The timing of this funding works out well for a lot of these projects, as it lines up well with the democratization of reality capture hardware. That said, collecting the data is only half the battle, and software is the other key piece of this to process and analyze the massive amounts of data, often coming from multiple different sources. Mach9 is one of the companies who has developed software to address these issues, with a special focus on the infrastructure space. Earlier this month, the Pittsburgh-based company launched their new software platform, claiming that their product “produces 2D and 3D maps from mobile lidar 30x faster than existing solutions.”

In their release announcing the news, Mach9 highlights the speed of their platform, allowing for projects to move more smoothly and not have to deal with long wait times in processing large amounts of data.

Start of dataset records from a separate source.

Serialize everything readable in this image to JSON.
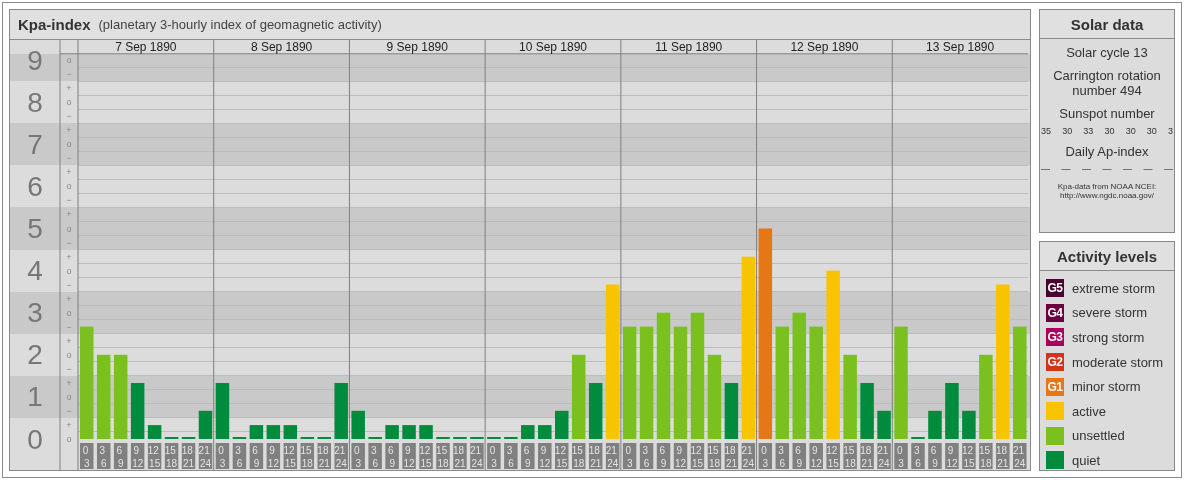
{
  "kp_panel": {
    "title": "Kpa-index",
    "subtitle": "(planetary 3-hourly index of geomagnetic activity)",
    "minor_ticks": [
      "o",
      "−",
      "+",
      "o",
      "−",
      "+",
      "o",
      "−",
      "+",
      "o",
      "−",
      "+",
      "o",
      "−",
      "+",
      "o",
      "−",
      "+",
      "o",
      "−",
      "+",
      "o",
      "−",
      "+",
      "o",
      "−",
      "+",
      "o"
    ],
    "days": [
      {
        "date": "7 Sep 1890",
        "intervals": [
          {
            "from": "0",
            "to": "3"
          },
          {
            "from": "3",
            "to": "6"
          },
          {
            "from": "6",
            "to": "9"
          },
          {
            "from": "9",
            "to": "12"
          },
          {
            "from": "12",
            "to": "15"
          },
          {
            "from": "15",
            "to": "18"
          },
          {
            "from": "18",
            "to": "21"
          },
          {
            "from": "21",
            "to": "24"
          }
        ]
      },
      {
        "date": "8 Sep 1890",
        "intervals": [
          {
            "from": "0",
            "to": "3"
          },
          {
            "from": "3",
            "to": "6"
          },
          {
            "from": "6",
            "to": "9"
          },
          {
            "from": "9",
            "to": "12"
          },
          {
            "from": "12",
            "to": "15"
          },
          {
            "from": "15",
            "to": "18"
          },
          {
            "from": "18",
            "to": "21"
          },
          {
            "from": "21",
            "to": "24"
          }
        ]
      },
      {
        "date": "9 Sep 1890",
        "intervals": [
          {
            "from": "0",
            "to": "3"
          },
          {
            "from": "3",
            "to": "6"
          },
          {
            "from": "6",
            "to": "9"
          },
          {
            "from": "9",
            "to": "12"
          },
          {
            "from": "12",
            "to": "15"
          },
          {
            "from": "15",
            "to": "18"
          },
          {
            "from": "18",
            "to": "21"
          },
          {
            "from": "21",
            "to": "24"
          }
        ]
      },
      {
        "date": "10 Sep 1890",
        "intervals": [
          {
            "from": "0",
            "to": "3"
          },
          {
            "from": "3",
            "to": "6"
          },
          {
            "from": "6",
            "to": "9"
          },
          {
            "from": "9",
            "to": "12"
          },
          {
            "from": "12",
            "to": "15"
          },
          {
            "from": "15",
            "to": "18"
          },
          {
            "from": "18",
            "to": "21"
          },
          {
            "from": "21",
            "to": "24"
          }
        ]
      },
      {
        "date": "11 Sep 1890",
        "intervals": [
          {
            "from": "0",
            "to": "3"
          },
          {
            "from": "3",
            "to": "6"
          },
          {
            "from": "6",
            "to": "9"
          },
          {
            "from": "9",
            "to": "12"
          },
          {
            "from": "12",
            "to": "15"
          },
          {
            "from": "15",
            "to": "18"
          },
          {
            "from": "18",
            "to": "21"
          },
          {
            "from": "21",
            "to": "24"
          }
        ]
      },
      {
        "date": "12 Sep 1890",
        "intervals": [
          {
            "from": "0",
            "to": "3"
          },
          {
            "from": "3",
            "to": "6"
          },
          {
            "from": "6",
            "to": "9"
          },
          {
            "from": "9",
            "to": "12"
          },
          {
            "from": "12",
            "to": "15"
          },
          {
            "from": "15",
            "to": "18"
          },
          {
            "from": "18",
            "to": "21"
          },
          {
            "from": "21",
            "to": "24"
          }
        ]
      },
      {
        "date": "13 Sep 1890",
        "intervals": [
          {
            "from": "0",
            "to": "3"
          },
          {
            "from": "3",
            "to": "6"
          },
          {
            "from": "6",
            "to": "9"
          },
          {
            "from": "9",
            "to": "12"
          },
          {
            "from": "12",
            "to": "15"
          },
          {
            "from": "15",
            "to": "18"
          },
          {
            "from": "18",
            "to": "21"
          },
          {
            "from": "21",
            "to": "24"
          }
        ]
      }
    ],
    "chart_data": {
      "type": "bar",
      "stacked": true,
      "grid": true,
      "ylim": [
        0,
        9.15
      ],
      "yticks": [
        0,
        1,
        2,
        3,
        4,
        5,
        6,
        7,
        8,
        9
      ],
      "series": [
        {
          "color": "#008c3c",
          "values": [
            null,
            null,
            null,
            1.33,
            0.33,
            0,
            0,
            0.67,
            1.33,
            0,
            0.33,
            0.33,
            0.33,
            0,
            0,
            1.33,
            0.67,
            0,
            0.33,
            0.33,
            0.33,
            0,
            0,
            0,
            0,
            0,
            0.33,
            0.33,
            0.67,
            null,
            1.33,
            null,
            null,
            null,
            null,
            null,
            null,
            null,
            1.33,
            null,
            null,
            null,
            null,
            null,
            null,
            null,
            1.33,
            0.67,
            null,
            0,
            0.67,
            1.33,
            0.67,
            null,
            null,
            null
          ]
        },
        {
          "color": "#7ac120",
          "values": [
            2.67,
            2,
            2,
            null,
            null,
            null,
            null,
            null,
            null,
            null,
            null,
            null,
            null,
            null,
            null,
            null,
            null,
            null,
            null,
            null,
            null,
            null,
            null,
            null,
            null,
            null,
            null,
            null,
            null,
            2,
            null,
            null,
            2.67,
            2.67,
            3,
            2.67,
            3,
            2,
            null,
            null,
            null,
            2.67,
            3,
            2.67,
            null,
            2,
            null,
            null,
            2.67,
            null,
            null,
            null,
            null,
            2,
            null,
            2.67
          ]
        },
        {
          "color": "#f8c400",
          "values": [
            null,
            null,
            null,
            null,
            null,
            null,
            null,
            null,
            null,
            null,
            null,
            null,
            null,
            null,
            null,
            null,
            null,
            null,
            null,
            null,
            null,
            null,
            null,
            null,
            null,
            null,
            null,
            null,
            null,
            null,
            null,
            3.67,
            null,
            null,
            null,
            null,
            null,
            null,
            null,
            4.33,
            null,
            null,
            null,
            null,
            4,
            null,
            null,
            null,
            null,
            null,
            null,
            null,
            null,
            null,
            3.67,
            null
          ]
        },
        {
          "color": "#e57716",
          "values": [
            null,
            null,
            null,
            null,
            null,
            null,
            null,
            null,
            null,
            null,
            null,
            null,
            null,
            null,
            null,
            null,
            null,
            null,
            null,
            null,
            null,
            null,
            null,
            null,
            null,
            null,
            null,
            null,
            null,
            null,
            null,
            null,
            null,
            null,
            null,
            null,
            null,
            null,
            null,
            null,
            5,
            null,
            null,
            null,
            null,
            null,
            null,
            null,
            null,
            null,
            null,
            null,
            null,
            null,
            null,
            null
          ]
        }
      ]
    }
  },
  "solar_data": {
    "title": "Solar data",
    "solar_cycle": "Solar cycle 13",
    "carrington_rotation": "Carrington rotation number 494",
    "sunspot_label": "Sunspot number",
    "sunspot_numbers": [
      "35",
      "30",
      "33",
      "30",
      "30",
      "30",
      "3"
    ],
    "ap_label": "Daily Ap-index",
    "ap_values": [
      "—",
      "—",
      "—",
      "—",
      "—",
      "—",
      "—"
    ],
    "source_lines": [
      "Kpa-data from NOAA NCEI:",
      "http://www.ngdc.noaa.gov/"
    ]
  },
  "activity_levels": {
    "title": "Activity levels",
    "items": [
      {
        "badge": "G5",
        "label": "extreme storm",
        "color": "#4a0030"
      },
      {
        "badge": "G4",
        "label": "severe storm",
        "color": "#6b0040"
      },
      {
        "badge": "G3",
        "label": "strong storm",
        "color": "#a8005a"
      },
      {
        "badge": "G2",
        "label": "moderate storm",
        "color": "#d4321b"
      },
      {
        "badge": "G1",
        "label": "minor storm",
        "color": "#e57716"
      },
      {
        "label": "active",
        "color": "#f8c400"
      },
      {
        "label": "unsettled",
        "color": "#7ac120"
      },
      {
        "label": "quiet",
        "color": "#008c3c"
      }
    ]
  }
}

They also note that their software takes advantage of artificial intelligence (AI) and computer vision – two technologies experiencing a boom throughout the broader tech industry – to ensure those fast production times. 

Mach9, founded in 2021, was borne out of the founders’ experiences researching the robotics space at Carnegie Mellon University in Pittsburgh, Pennsylvania. Per the company’s release, founders “Alexander Baikovitz, Haowen Shi, Michael Mong, and Zachary Sussman met during their time at CMU's world-famous Robotics Institute,” and ultimately “they realized that their combined experiences developing complex robotic systems for autonomous mapping and mobility could be leveraged to help infrastructure organizations adopt technologies that ultimately improve everyday life.”

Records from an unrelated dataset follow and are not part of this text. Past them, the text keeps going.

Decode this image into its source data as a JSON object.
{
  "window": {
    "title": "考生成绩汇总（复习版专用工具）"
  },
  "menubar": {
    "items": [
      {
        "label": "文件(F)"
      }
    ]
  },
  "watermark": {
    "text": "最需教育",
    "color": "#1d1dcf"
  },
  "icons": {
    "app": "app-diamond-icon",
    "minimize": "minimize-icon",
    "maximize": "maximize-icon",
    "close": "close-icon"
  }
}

Their location in Pittsburgh was also important to the development of these products, specifically the idea of them being centered in the infrastructure space. In 2022, after the founding of Mach9, the Fern Hollow Bridge in Pittsburgh collapsed, providing a clear and up close example of what’s at stake with repairing the country’s infrastructure. That event led to the company’s creation of their Pittsburgh Bridge Initiative, and was an inflection point in the development of this platform.

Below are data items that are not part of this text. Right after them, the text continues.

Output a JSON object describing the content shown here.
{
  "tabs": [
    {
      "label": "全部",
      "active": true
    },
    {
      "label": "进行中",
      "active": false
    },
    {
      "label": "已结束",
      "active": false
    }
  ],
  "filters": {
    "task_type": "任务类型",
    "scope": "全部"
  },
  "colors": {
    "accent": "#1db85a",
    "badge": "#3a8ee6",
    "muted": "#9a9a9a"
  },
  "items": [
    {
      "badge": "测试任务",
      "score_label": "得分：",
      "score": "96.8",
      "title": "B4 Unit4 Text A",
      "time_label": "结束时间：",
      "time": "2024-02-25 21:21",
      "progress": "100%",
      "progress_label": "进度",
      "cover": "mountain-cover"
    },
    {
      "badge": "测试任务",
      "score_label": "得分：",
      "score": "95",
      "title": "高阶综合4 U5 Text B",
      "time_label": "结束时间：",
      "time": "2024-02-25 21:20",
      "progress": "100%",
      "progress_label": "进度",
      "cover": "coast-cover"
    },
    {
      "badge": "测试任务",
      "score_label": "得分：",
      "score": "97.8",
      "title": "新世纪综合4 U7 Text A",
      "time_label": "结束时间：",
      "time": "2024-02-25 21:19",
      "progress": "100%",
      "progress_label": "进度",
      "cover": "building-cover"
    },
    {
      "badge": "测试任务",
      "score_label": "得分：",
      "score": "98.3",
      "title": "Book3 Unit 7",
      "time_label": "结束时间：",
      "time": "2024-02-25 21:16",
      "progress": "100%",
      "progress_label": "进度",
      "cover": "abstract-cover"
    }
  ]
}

Things like that bridge collapse and train derailments around the country, among other tragic events, are reminders of how important all of the infrastructure around us are, and we know that lidar-based mapping of these structures can provide the best insights possible to ensure everything is as it’s intended, and what the best fixes are if anything is wrong. There’s also a big learning curve for processing and analyzing this data, as well as the aforementioned delays that come from trying to process such cumbersome amounts of data. It’s great that this additional funding from IIJA allows for broader adoption of these more accessible reality capture tools, but it’s crucial to be able to pair it with software that keeps projects moving efficiently. That’s the goal Mach9 is shooting for with this launch.

The organizations that own and manage our infrastructure are dependent on high quality maps. New mapping technologies, like mobile LiDAR, have transformative potential for engineering and construction firms, departments of transportation, electric utilities, railroads, and other government entities. However, the high costs and long wait times required to generate mapping deliverables are hampering the broad adoption of these amazing tools," says Alexander Baikovitz, co-founder and CEO, in a press statement. "Our goal at Mach9 is to unlock this potential by creating a geospatial production platform for those that need high quality maps and actionable data fast.”

Along with announcing the launch of this platform, Mach9 also announced a move of their corporate headquarters to Pittsburgh’s Bloomfield neighborhood, as well as the hiring of software engineer Josh Dague, which they say “establishes a presence in Silicon Valley” for the company.